Applying behavioral analysis to human access is not the only potential area of application. Interactive machine-to-machine access is another, which also plays a role in API security. If interaction at any level is something that could be studied, understood and exploited by generative AI, it increases the opportunity for malicious actors to target exploitable exposures. In recent years, there has been increased emphasis on techniques to demonstrate the legitimacy of machine-to-machine access attempts, such as public key infrastructure-based implementations. Not all such interfaces are sophisticated, however. Cached passwords and shared secrets have often been called upon for such purposes — when authentication is implemented at all — and these can be exploited. Efforts to safeguard these measures through additional protections such as "vaults," where security measures are more strictly implemented, are one way to deal with the issue, but the extent to which protections for any form of access can be comprehended and manipulated by AI potentially introduces new access risks.

Generative AI knows code and malware, too

ChatGPT's ability to write code is in the early stages, but it mirrors similar attempts at predictive programming assistance: for example, GitHub Copilot. From a security perspective, a researcher has already demonstrated that with the right prompts, ChatGPT can both identify and describe how to exploit a simple buffer overflow. Another demonstration showed how to implement a code injection into a common executable. While it is likely incorporating content from a huge body of knowledge on what are now fairly well-understood application security vulnerabilities, it is also worth noting that these are still early stages for generative AI, as its implications in vulnerability assessment are considered. Researchers have already demonstrated bypassing the trivial content filters ChatGPT has attempted to implement. One research team has demonstrated basic code mutation with ChatGPT, modifying the programming but achieving the same result, demonstrating future possibilities for creating polymorphic malware to avoid signature-based security tool detection.
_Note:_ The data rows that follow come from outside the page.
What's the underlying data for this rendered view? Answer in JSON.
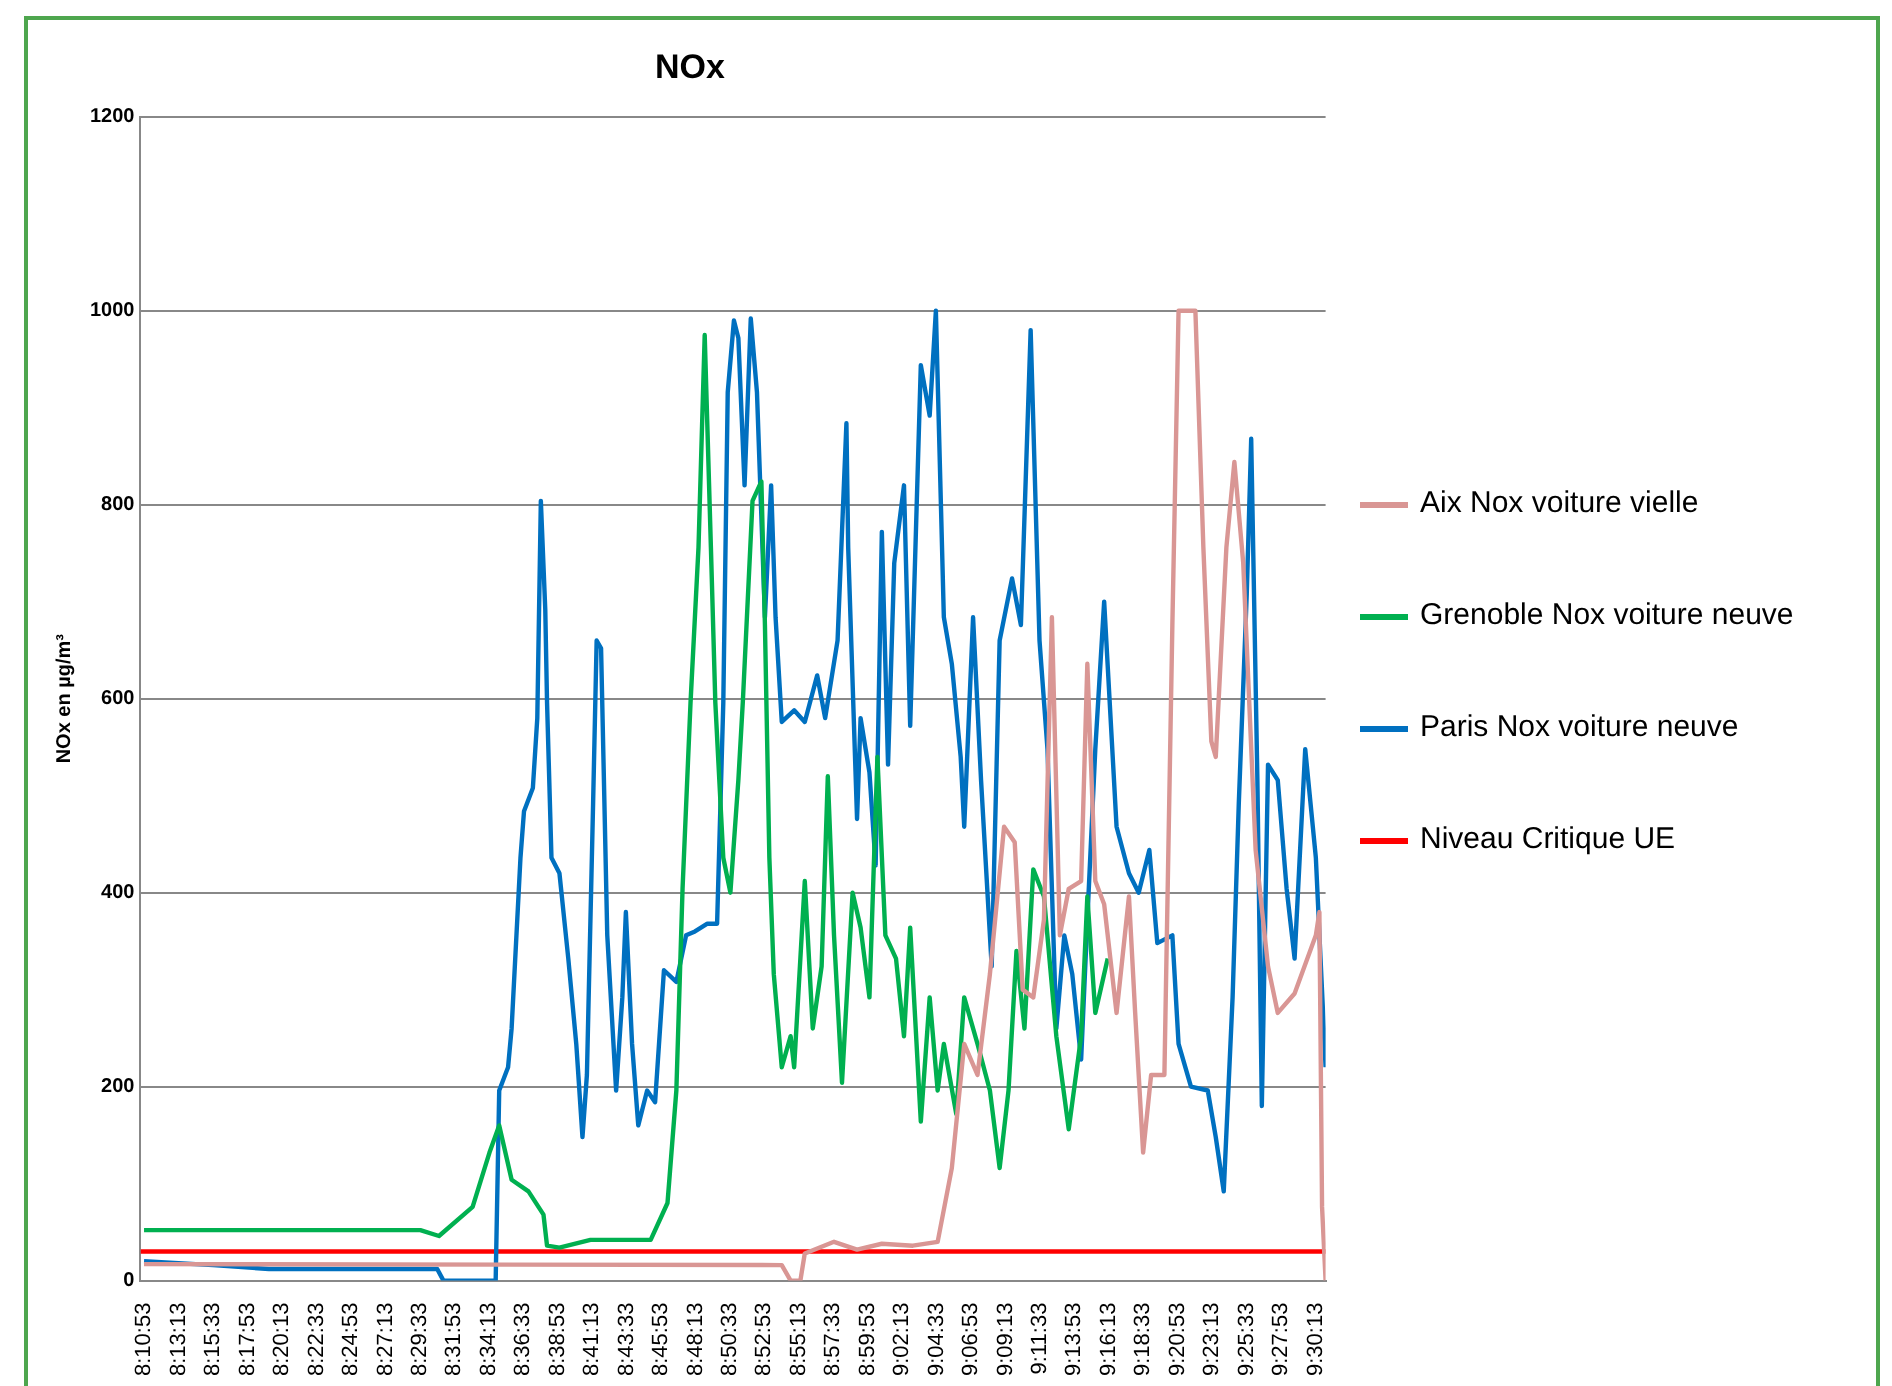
{
  "chart_data": {
    "type": "line",
    "title": "NOx",
    "ylabel": "NOx en µg/m³",
    "legend": "right",
    "grid": "y",
    "marker": "none",
    "line_style": "solid",
    "xlim": [
      8.177,
      9.515
    ],
    "ylim": [
      0,
      1200
    ],
    "yticks": [
      0,
      200,
      400,
      600,
      800,
      1000,
      1200
    ],
    "xticks": [
      {
        "value": 8.1814,
        "label": "8:10:53"
      },
      {
        "value": 8.2203,
        "label": "8:13:13"
      },
      {
        "value": 8.2592,
        "label": "8:15:33"
      },
      {
        "value": 8.2981,
        "label": "8:17:53"
      },
      {
        "value": 8.3369,
        "label": "8:20:13"
      },
      {
        "value": 8.3758,
        "label": "8:22:33"
      },
      {
        "value": 8.4147,
        "label": "8:24:53"
      },
      {
        "value": 8.4536,
        "label": "8:27:13"
      },
      {
        "value": 8.4925,
        "label": "8:29:33"
      },
      {
        "value": 8.5314,
        "label": "8:31:53"
      },
      {
        "value": 8.5703,
        "label": "8:34:13"
      },
      {
        "value": 8.6092,
        "label": "8:36:33"
      },
      {
        "value": 8.6481,
        "label": "8:38:53"
      },
      {
        "value": 8.6869,
        "label": "8:41:13"
      },
      {
        "value": 8.7258,
        "label": "8:43:33"
      },
      {
        "value": 8.7647,
        "label": "8:45:53"
      },
      {
        "value": 8.8036,
        "label": "8:48:13"
      },
      {
        "value": 8.8425,
        "label": "8:50:33"
      },
      {
        "value": 8.8814,
        "label": "8:52:53"
      },
      {
        "value": 8.9203,
        "label": "8:55:13"
      },
      {
        "value": 8.9592,
        "label": "8:57:33"
      },
      {
        "value": 8.9981,
        "label": "8:59:53"
      },
      {
        "value": 9.0369,
        "label": "9:02:13"
      },
      {
        "value": 9.0758,
        "label": "9:04:33"
      },
      {
        "value": 9.1147,
        "label": "9:06:53"
      },
      {
        "value": 9.1536,
        "label": "9:09:13"
      },
      {
        "value": 9.1925,
        "label": "9:11:33"
      },
      {
        "value": 9.2314,
        "label": "9:13:53"
      },
      {
        "value": 9.2703,
        "label": "9:16:13"
      },
      {
        "value": 9.3092,
        "label": "9:18:33"
      },
      {
        "value": 9.3481,
        "label": "9:20:53"
      },
      {
        "value": 9.3869,
        "label": "9:23:13"
      },
      {
        "value": 9.4258,
        "label": "9:25:33"
      },
      {
        "value": 9.4647,
        "label": "9:27:53"
      },
      {
        "value": 9.5036,
        "label": "9:30:13"
      }
    ],
    "series": [
      {
        "name": "Aix Nox voiture vielle",
        "color": "#d99694",
        "x": [
          8.181,
          8.901,
          8.911,
          8.922,
          8.927,
          8.96,
          8.986,
          9.014,
          9.049,
          9.077,
          9.093,
          9.107,
          9.122,
          9.136,
          9.152,
          9.164,
          9.173,
          9.185,
          9.197,
          9.206,
          9.215,
          9.225,
          9.239,
          9.246,
          9.255,
          9.265,
          9.279,
          9.293,
          9.3,
          9.309,
          9.318,
          9.333,
          9.342,
          9.349,
          9.368,
          9.377,
          9.386,
          9.391,
          9.403,
          9.412,
          9.422,
          9.436,
          9.45,
          9.461,
          9.48,
          9.504,
          9.508,
          9.511,
          9.515
        ],
        "values": [
          17,
          16,
          0,
          0,
          28,
          40,
          32,
          38,
          36,
          40,
          116,
          244,
          212,
          316,
          468,
          452,
          300,
          292,
          372,
          684,
          356,
          404,
          412,
          636,
          412,
          388,
          276,
          396,
          276,
          132,
          212,
          212,
          676,
          1000,
          1000,
          756,
          556,
          540,
          756,
          844,
          740,
          444,
          324,
          276,
          296,
          356,
          380,
          76,
          0
        ]
      },
      {
        "name": "Grenoble Nox voiture neuve",
        "color": "#00b050",
        "x": [
          8.181,
          8.493,
          8.514,
          8.552,
          8.571,
          8.582,
          8.596,
          8.615,
          8.632,
          8.636,
          8.65,
          8.685,
          8.753,
          8.772,
          8.782,
          8.789,
          8.798,
          8.807,
          8.814,
          8.821,
          8.826,
          8.835,
          8.843,
          8.852,
          8.857,
          8.868,
          8.878,
          8.882,
          8.887,
          8.892,
          8.901,
          8.911,
          8.915,
          8.927,
          8.936,
          8.946,
          8.953,
          8.96,
          8.969,
          8.981,
          8.99,
          9.0,
          9.009,
          9.018,
          9.03,
          9.039,
          9.046,
          9.058,
          9.068,
          9.077,
          9.084,
          9.098,
          9.107,
          9.122,
          9.136,
          9.147,
          9.157,
          9.166,
          9.175,
          9.185,
          9.197,
          9.211,
          9.225,
          9.239,
          9.246,
          9.255,
          9.269
        ],
        "values": [
          52,
          52,
          46,
          76,
          132,
          160,
          104,
          92,
          68,
          36,
          34,
          42,
          42,
          80,
          196,
          404,
          596,
          756,
          975,
          756,
          596,
          436,
          400,
          516,
          596,
          804,
          824,
          676,
          436,
          316,
          220,
          252,
          220,
          412,
          260,
          324,
          520,
          356,
          204,
          400,
          364,
          292,
          540,
          356,
          332,
          252,
          364,
          164,
          292,
          196,
          244,
          172,
          292,
          244,
          196,
          116,
          196,
          340,
          260,
          424,
          396,
          252,
          156,
          252,
          396,
          276,
          332
        ]
      },
      {
        "name": "Paris Nox voiture neuve",
        "color": "#0070c0",
        "x": [
          8.181,
          8.259,
          8.322,
          8.512,
          8.519,
          8.578,
          8.582,
          8.592,
          8.596,
          8.606,
          8.61,
          8.62,
          8.625,
          8.629,
          8.634,
          8.636,
          8.641,
          8.65,
          8.66,
          8.669,
          8.676,
          8.681,
          8.688,
          8.692,
          8.697,
          8.704,
          8.714,
          8.721,
          8.725,
          8.732,
          8.739,
          8.749,
          8.758,
          8.768,
          8.782,
          8.793,
          8.803,
          8.817,
          8.828,
          8.835,
          8.84,
          8.847,
          8.852,
          8.859,
          8.866,
          8.873,
          8.882,
          8.889,
          8.894,
          8.901,
          8.915,
          8.927,
          8.941,
          8.95,
          8.964,
          8.974,
          8.976,
          8.986,
          8.99,
          9.0,
          9.007,
          9.014,
          9.021,
          9.028,
          9.039,
          9.046,
          9.058,
          9.068,
          9.075,
          9.084,
          9.093,
          9.103,
          9.107,
          9.117,
          9.126,
          9.138,
          9.147,
          9.161,
          9.171,
          9.182,
          9.192,
          9.201,
          9.211,
          9.22,
          9.229,
          9.239,
          9.246,
          9.255,
          9.265,
          9.279,
          9.293,
          9.304,
          9.316,
          9.325,
          9.342,
          9.349,
          9.363,
          9.382,
          9.391,
          9.4,
          9.41,
          9.417,
          9.426,
          9.431,
          9.438,
          9.443,
          9.45,
          9.461,
          9.471,
          9.48,
          9.492,
          9.504,
          9.515
        ],
        "values": [
          20,
          16,
          12,
          12,
          0,
          0,
          196,
          220,
          260,
          436,
          484,
          508,
          580,
          804,
          692,
          596,
          436,
          420,
          332,
          244,
          148,
          212,
          492,
          660,
          652,
          356,
          196,
          292,
          380,
          244,
          160,
          196,
          184,
          320,
          308,
          356,
          360,
          368,
          368,
          596,
          916,
          990,
          972,
          820,
          992,
          916,
          684,
          820,
          684,
          576,
          588,
          576,
          624,
          580,
          660,
          884,
          756,
          476,
          580,
          524,
          428,
          772,
          532,
          740,
          820,
          572,
          944,
          892,
          1000,
          684,
          636,
          540,
          468,
          684,
          516,
          324,
          660,
          724,
          676,
          980,
          660,
          548,
          260,
          356,
          316,
          228,
          372,
          548,
          700,
          468,
          420,
          400,
          444,
          348,
          356,
          244,
          200,
          196,
          148,
          92,
          292,
          492,
          708,
          868,
          516,
          180,
          532,
          516,
          404,
          332,
          548,
          436,
          220
        ]
      }
    ],
    "ref_lines": [
      {
        "axis": "y",
        "value": 30,
        "label": "Niveau Critique UE",
        "color": "#ff0000"
      }
    ]
  }
}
Other opportunities such as malware creation have suggested the ability of generative AI to construct malware variants that could be more challenging for anti-malware engines to recognize and block. A look at the intersections of these two capabilities — generative output that successfully emulates humans, and a grasp of technology that can exploit technological controls — indicates that the detection of more sophisticated automation of malicious activity seems likely to become a central focus of security technology innovation.

In other words, yes, AI-versus-AI rivalry can be expected in a future where generative AI challenges cybersecurity as it will in other arenas of conflict and competition, such as misinformation/disinformation campaigns and exploits of social networking and discourse. For cybersecurity, however, this is merely the latest manifestation of a fundamental characteristic of the field: the gamesmanship that pits intelligent adversaries against defenders to continually raise the bar on the success of each.

Given the speed with which the evolution of AI is taking shape, that future may not be very far away.

This article was published by S&P Global Market Intelligence and not by S&P Global Ratings, which is a separately managed division of S&P Global.